Agree on width at paddling locations
I agree with Guideboatguy on the importance of the width of the canoe at the paddlers’ locations in regard to the canoe’s stability.

At one time I had a Wenonah Solo Plus which is billed as a tandem and solo canoe (it came with a seat at the center paddling position in addition to a bow and stern paddler’s seat.) However, it was very narrow at the bow and stern paddler positions.

Both my wife and I are on the larger size. We are both five foot eleven, and at the time I weighed 205. The first time we paddled that canoe tandem we dumped. It was on a slight bend, no troublesome currents or obstacles. It was just a matter of our relatively large sizes being out of balance in a canoe that was narrow at the bow and stern paddler locations.

We had paddled Old Town Penobscots (both 16 and 17 footers), and the Bell Northwind (all in Royalex) through much more challenging situations (wind, rocks, strainers, etc.) with no problem.

So watch the canoe width at the paddling locations. It can make a large difference in how “tippy” the canoe feels.
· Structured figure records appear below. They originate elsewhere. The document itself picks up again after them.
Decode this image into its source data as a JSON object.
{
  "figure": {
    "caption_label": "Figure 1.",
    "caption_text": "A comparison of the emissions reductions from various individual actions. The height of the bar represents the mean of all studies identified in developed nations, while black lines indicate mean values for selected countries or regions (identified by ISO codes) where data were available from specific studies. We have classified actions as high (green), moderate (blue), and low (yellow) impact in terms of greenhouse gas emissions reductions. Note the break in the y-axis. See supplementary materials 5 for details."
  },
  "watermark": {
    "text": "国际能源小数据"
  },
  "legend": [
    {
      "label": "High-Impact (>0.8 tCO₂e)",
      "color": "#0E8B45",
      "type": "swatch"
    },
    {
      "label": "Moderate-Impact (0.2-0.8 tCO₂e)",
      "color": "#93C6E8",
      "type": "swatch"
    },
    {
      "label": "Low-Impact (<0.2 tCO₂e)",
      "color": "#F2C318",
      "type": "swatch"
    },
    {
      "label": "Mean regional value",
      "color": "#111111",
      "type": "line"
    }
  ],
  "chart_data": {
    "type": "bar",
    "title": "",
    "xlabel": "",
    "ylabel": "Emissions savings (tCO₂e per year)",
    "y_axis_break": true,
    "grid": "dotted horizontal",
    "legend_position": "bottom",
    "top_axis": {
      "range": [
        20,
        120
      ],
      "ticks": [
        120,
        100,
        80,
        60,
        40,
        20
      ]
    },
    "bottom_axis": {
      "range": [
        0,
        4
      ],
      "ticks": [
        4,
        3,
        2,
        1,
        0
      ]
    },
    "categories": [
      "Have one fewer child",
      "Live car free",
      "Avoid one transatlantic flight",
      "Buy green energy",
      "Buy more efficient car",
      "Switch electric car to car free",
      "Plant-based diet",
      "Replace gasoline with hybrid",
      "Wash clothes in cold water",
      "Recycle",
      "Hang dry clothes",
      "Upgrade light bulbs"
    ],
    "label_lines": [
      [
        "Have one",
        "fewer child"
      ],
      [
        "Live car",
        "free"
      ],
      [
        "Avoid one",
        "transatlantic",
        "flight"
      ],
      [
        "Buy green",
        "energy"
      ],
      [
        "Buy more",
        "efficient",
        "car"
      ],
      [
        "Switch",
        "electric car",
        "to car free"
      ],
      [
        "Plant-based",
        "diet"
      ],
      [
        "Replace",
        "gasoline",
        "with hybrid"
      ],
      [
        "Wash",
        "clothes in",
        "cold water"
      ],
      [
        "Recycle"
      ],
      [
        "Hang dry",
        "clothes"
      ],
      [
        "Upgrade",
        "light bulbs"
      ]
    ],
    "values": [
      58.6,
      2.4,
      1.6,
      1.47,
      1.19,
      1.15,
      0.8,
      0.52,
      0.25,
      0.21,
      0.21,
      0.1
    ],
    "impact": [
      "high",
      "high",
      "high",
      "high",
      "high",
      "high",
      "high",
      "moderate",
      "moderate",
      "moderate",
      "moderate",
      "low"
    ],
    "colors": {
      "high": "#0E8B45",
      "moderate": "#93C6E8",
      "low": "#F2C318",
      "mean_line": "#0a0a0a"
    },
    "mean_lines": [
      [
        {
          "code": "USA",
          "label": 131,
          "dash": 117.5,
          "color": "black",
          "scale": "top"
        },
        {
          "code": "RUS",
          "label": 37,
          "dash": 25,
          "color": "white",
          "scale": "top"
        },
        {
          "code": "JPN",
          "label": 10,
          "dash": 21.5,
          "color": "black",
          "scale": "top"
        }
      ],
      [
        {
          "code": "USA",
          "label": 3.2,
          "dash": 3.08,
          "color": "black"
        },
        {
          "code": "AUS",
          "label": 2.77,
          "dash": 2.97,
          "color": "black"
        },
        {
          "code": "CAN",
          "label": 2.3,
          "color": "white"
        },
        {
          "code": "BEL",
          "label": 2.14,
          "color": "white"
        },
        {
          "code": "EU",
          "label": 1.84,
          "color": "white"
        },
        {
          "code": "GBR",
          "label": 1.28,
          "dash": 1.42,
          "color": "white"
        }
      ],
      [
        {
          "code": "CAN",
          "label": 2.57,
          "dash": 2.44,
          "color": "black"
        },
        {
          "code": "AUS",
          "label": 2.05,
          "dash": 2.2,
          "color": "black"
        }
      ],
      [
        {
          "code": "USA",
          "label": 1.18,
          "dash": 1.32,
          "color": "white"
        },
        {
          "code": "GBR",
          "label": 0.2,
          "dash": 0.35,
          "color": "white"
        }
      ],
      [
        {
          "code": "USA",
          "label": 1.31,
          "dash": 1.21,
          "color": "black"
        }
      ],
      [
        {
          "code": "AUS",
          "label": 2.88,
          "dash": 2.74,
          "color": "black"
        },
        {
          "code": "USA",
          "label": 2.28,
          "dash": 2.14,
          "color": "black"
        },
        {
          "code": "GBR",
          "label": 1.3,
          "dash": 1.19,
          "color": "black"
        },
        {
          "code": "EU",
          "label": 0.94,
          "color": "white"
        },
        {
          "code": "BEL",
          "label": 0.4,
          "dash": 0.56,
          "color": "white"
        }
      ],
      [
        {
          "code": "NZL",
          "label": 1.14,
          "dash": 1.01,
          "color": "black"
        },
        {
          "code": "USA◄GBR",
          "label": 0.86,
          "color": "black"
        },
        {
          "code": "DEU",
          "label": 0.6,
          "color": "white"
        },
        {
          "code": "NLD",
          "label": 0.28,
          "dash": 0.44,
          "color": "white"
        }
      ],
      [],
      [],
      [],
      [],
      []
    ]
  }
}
Eveningstar is 16’ 6". I hope that won’t effect things much, because it sounds like it may be the better choice. Stability is definately a huge concern for us.

My son is only 16 months old, and within 3 or 4 years I do plan to buy another canoe. Then we can split up the team. I don’t know that my daughter will ever want to paddle solo, but based on my son’s personality even at this age, he’s gonna want his own boat soon!